As for Star Trek, any series with episodes such as “Patterns of Force”, “Let that Be Your Last Battlefield”, and “A Taste for Armageddon” cannot claim to not have political stories. To argue there was no politics in Star Trek is ignorant at best and disingenuous at worst. At the same time, the politics of Star Trek and its successor series and movies prior to Star Trek: Discovery were different the two most recent series. Gene Roddenberry would never have said
To the extent that I was aware of the kind of toxic fandom, the anti-SJW, you know, sad little corner of fandom — you just disregard that. Sometimes you’re motivated to have things simply because it’s possibly going to piss off or provoke people who seem to have missed the memo about just what exactly “Star Trek” is and always has been all about.
But Michael Chabon, the Pulitzer Prize winning novelist hired to be show runner for Star Trek: Picard said exactly that. He didn’t think fans deserved respect for their thinking, only scorn if they failed to see what Chabon knew and thus what Star Trek was always about.

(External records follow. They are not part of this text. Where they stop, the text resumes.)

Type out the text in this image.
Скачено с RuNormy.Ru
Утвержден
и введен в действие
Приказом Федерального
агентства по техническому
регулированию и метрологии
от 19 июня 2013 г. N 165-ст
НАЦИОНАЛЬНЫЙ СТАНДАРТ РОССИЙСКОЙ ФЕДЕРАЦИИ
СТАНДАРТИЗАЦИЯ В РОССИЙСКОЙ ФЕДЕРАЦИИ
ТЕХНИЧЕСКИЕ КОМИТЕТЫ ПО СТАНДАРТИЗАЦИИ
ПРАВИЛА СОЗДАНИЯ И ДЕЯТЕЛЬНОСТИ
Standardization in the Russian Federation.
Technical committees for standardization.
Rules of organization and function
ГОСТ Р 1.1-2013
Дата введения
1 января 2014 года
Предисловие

In his review of season one of Star Trek: Picard Andre Einherjar showed, in my opinion, a much deeper understanding of Star Trek (quote is at 4:12, but I recommend the entire video):
Star Trek didn’t judge you. It gave you the opportunity to see the error of your ways. As such, Star Trek of old was universal. It was universal. It no longer is.

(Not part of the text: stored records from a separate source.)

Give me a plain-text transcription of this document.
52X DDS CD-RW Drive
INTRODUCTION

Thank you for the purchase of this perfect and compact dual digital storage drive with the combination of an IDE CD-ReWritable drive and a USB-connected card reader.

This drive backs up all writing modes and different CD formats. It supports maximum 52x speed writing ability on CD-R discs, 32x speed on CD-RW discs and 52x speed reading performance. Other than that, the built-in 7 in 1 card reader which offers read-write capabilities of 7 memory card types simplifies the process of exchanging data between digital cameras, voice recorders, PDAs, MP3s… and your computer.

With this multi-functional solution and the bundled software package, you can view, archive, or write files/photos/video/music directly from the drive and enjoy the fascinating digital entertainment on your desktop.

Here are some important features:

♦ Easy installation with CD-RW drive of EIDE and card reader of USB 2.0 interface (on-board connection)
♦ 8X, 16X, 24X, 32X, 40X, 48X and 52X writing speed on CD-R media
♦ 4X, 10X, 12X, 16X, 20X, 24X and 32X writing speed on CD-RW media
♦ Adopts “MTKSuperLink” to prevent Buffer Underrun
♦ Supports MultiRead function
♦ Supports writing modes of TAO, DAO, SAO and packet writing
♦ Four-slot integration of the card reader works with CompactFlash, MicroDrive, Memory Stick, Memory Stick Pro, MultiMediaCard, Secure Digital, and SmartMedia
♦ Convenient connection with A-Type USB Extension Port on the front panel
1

When I first heard that in his review I changed it in my mind. I think of it as “Star Trek didn’t judge you. It invited you to judge yourself.” It invited you to judge knowing you would be judged by your yardstick.

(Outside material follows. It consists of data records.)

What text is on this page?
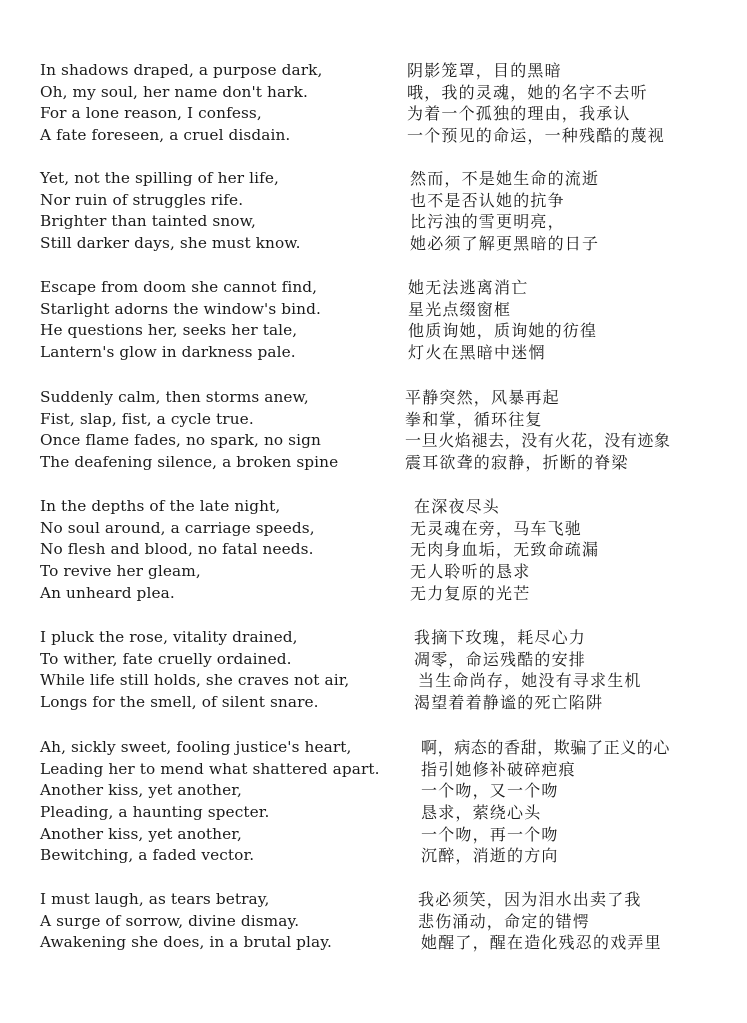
In shadows draped, a purpose dark,	阴影笼罩，目的黑暗
Oh, my soul, her name don't hark.	哦，我的灵魂，她的名字不去听
For a lone reason, I confess,	为着一个孤独的理由，我承认
A fate foreseen, a cruel disdain.	一个预见的命运，一种残酷的蔑视
Yet, not the spilling of her life,	然而，不是她生命的流逝
Nor ruin of struggles rife.	也不是否认她的抗争
Brighter than tainted snow,	比污浊的雪更明亮，
Still darker days, she must know.	她必须了解更黑暗的日子
Escape from doom she cannot find,	她无法逃离消亡
Starlight adorns the window's bind.	星光点缀窗框
He questions her, seeks her tale,	他质询她，质询她的彷徨
Lantern's glow in darkness pale.	灯火在黑暗中迷惘
Suddenly calm, then storms anew,	平静突然，风暴再起
Fist, slap, fist, a cycle true.	拳和掌，循环往复
Once flame fades, no spark, no sign	一旦火焰褪去，没有火花，没有迹象
The deafening silence, a broken spine	震耳欲聋的寂静，折断的脊梁
In the depths of the late night,	在深夜尽头
No soul around, a carriage speeds,	无灵魂在旁，马车飞驰
No flesh and blood, no fatal needs.	无肉身血垢，无致命疏漏
To revive her gleam,	无人聆听的恳求
An unheard plea.	无力复原的光芒
I pluck the rose, vitality drained,	我摘下玫瑰，耗尽心力
To wither, fate cruelly ordained.	凋零，命运残酷的安排
While life still holds, she craves not air,	当生命尚存，她没有寻求生机
Longs for the smell, of silent snare.	渴望着着静谧的死亡陷阱
Ah, sickly sweet, fooling justice's heart,	啊，病态的香甜，欺骗了正义的心
Leading her to mend what shattered apart.	指引她修补破碎疤痕
Another kiss, yet another,	一个吻，又一个吻
Pleading, a haunting specter.	恳求，萦绕心头
Another kiss, yet another,	一个吻，再一个吻
Bewitching, a faded vector.	沉醉，消逝的方向
I must laugh, as tears betray,	我必须笑，因为泪水出卖了我
A surge of sorrow, divine dismay.	悲伤涌动，命定的错愕
Awakening she does, in a brutal play.	她醒了，醒在造化残忍的戏弄里
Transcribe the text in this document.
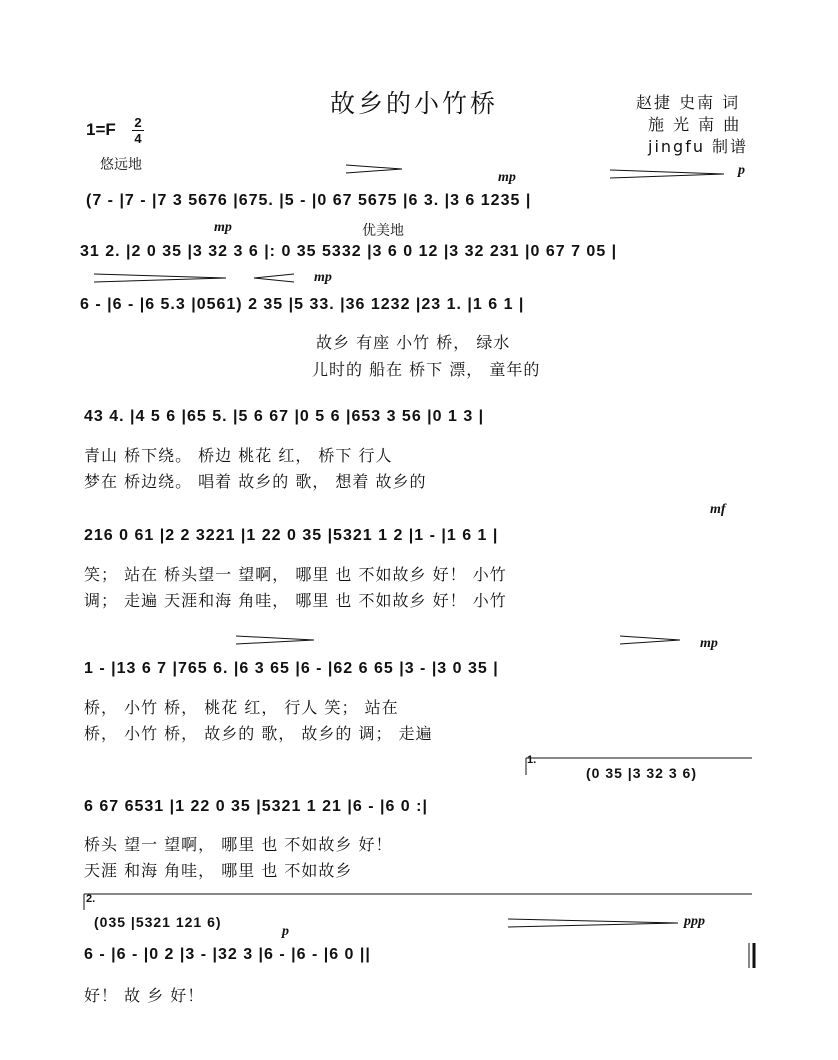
故乡的小竹桥	赵捷 史南 词
施 光 南 曲
jingfu 制谱
1=F 2
4
悠远地
优美地
mp	p
mp
mp
mf
mp
p
ppp
(7 - |7 - |7 3 5676 |675. |5 - |0 67 5675 |6 3. |3 6 1235 |
31 2. |2 0 35 |3 32 3 6 |: 0 35 5332 |3 6 0 12 |3 32 231 |0 67 7 05 |
6 - |6 - |6 5.3 |0561) 2 35 |5 33. |36 1232 |23 1. |1 6 1 |
故乡 有座 小竹 桥， 绿水
儿时的 船在 桥下 漂， 童年的
43 4. |4 5 6 |65 5. |5 6 67 |0 5 6 |653 3 56 |0 1 3 |
青山 桥下绕。 桥边 桃花 红， 桥下 行人
梦在 桥边绕。 唱着 故乡的 歌， 想着 故乡的
216 0 61 |2 2 3221 |1 22 0 35 |5321 1 2 |1 - |1 6 1 |
笑； 站在 桥头望一 望啊， 哪里 也 不如故乡 好！ 小竹
调； 走遍 天涯和海 角哇， 哪里 也 不如故乡 好！ 小竹
1 - |13 6 7 |765 6. |6 3 65 |6 - |62 6 65 |3 - |3 0 35 |
桥， 小竹 桥， 桃花 红， 行人 笑； 站在
桥， 小竹 桥， 故乡的 歌， 故乡的 调； 走遍
1.
(0 35 |3 32 3 6)
6 67 6531 |1 22 0 35 |5321 1 21 |6 - |6 0 :|
桥头 望一 望啊， 哪里 也 不如故乡 好！
天涯 和海 角哇， 哪里 也 不如故乡
2.
(035 |5321 121 6)
6 - |6 - |0 2 |3 - |32 3 |6 - |6 - |6 0 ||
好！ 故 乡 好！
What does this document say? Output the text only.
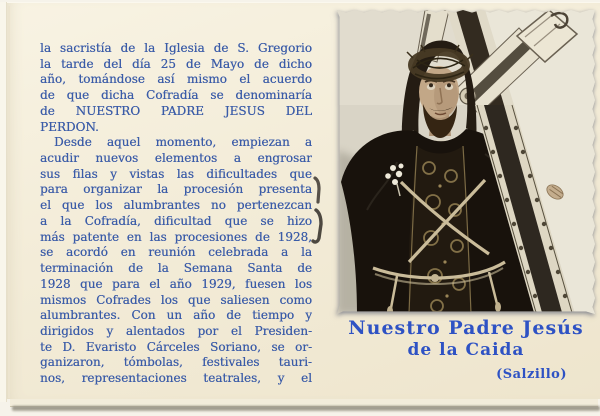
la sacristía de la Iglesia de S. Gregorio
la tarde del día 25 de Mayo de dicho
año, tomándose así mismo el acuerdo
de que dicha Cofradía se denominaría
de NUESTRO PADRE JESUS DEL
PERDON.
Desde aquel momento, empiezan a
acudir nuevos elementos a engrosar
sus filas y vistas las dificultades que
para organizar la procesión presenta
el que los alumbrantes no pertenezcan
a la Cofradía, dificultad que se hizo
más patente en las procesiones de 1928,
se acordó en reunión celebrada a la
terminación de la Semana Santa de
1928 que para el año 1929, fuesen los
mismos Cofrades los que saliesen como
alumbrantes. Con un año de tiempo y
dirigidos y alentados por el Presiden-
te D. Evaristo Cárceles Soriano, se or-
ganizaron, tómbolas, festivales tauri-
nos, representaciones teatrales, y el
Nuestro Padre Jesús
de la Caida
(Salzillo)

Twenty years ago I didn’t understand why The Sopranos was such a big deal. When my roommate became a fan of Breaking Bad and Sons of Anarchy I didn’t get it. Breaking Bad as a classic tragedy, the downfall of a good man due to a fatal flaw, could have been interesting as a movie or short series focused on the tragedy. When it became, like the other two, a celebration of someone who wasn’t even an anti-hero, but a likable villain, I think the potential was lost.
That is why earlier this year I sought out and bought a copy of Star Trek II: The Wraith of Khan. I wanted, no in this time of covid and riots, needed to spend time with a lawful good party.
I recommend you do that do. Spend time with fiction that does not excuse your sin or justify them. Spend time with fiction, and real people, who do not judge you but invite you to judge yourself. Only when you find where you measure up to your own judgment, only when there are rooms inside your soul that are clean, are you ready to judge others.
You know… when I first saw “Space Seed” on TV, I sympathized with Khan Noonien Singh. And the movie only reinforced that.
Khan was *made*, by genetic engineering, then he and his people were cast out of human society. Yeah, they tried to conquer the world… that’s what they were created for. I can’t blame them for that; they didn’t have any say in how they were made. The Federation, descended from the civilization of that had created him had no place for his kind either.
He was a different aspect of Lawful Good, trying to do the best for his people in the face of adversity. More Moses than Lucifer, as I saw it.
I just looked up the word “tragic” before using it; it seems it doesn’t mean what I thought it did. But Khan wasn’t evil. He wasn’t even the bad guy. He was just screwed by fate.
So he was more Archilles, then?
And I can’t say I’ve thought about Khan that way, but not I need to think about it.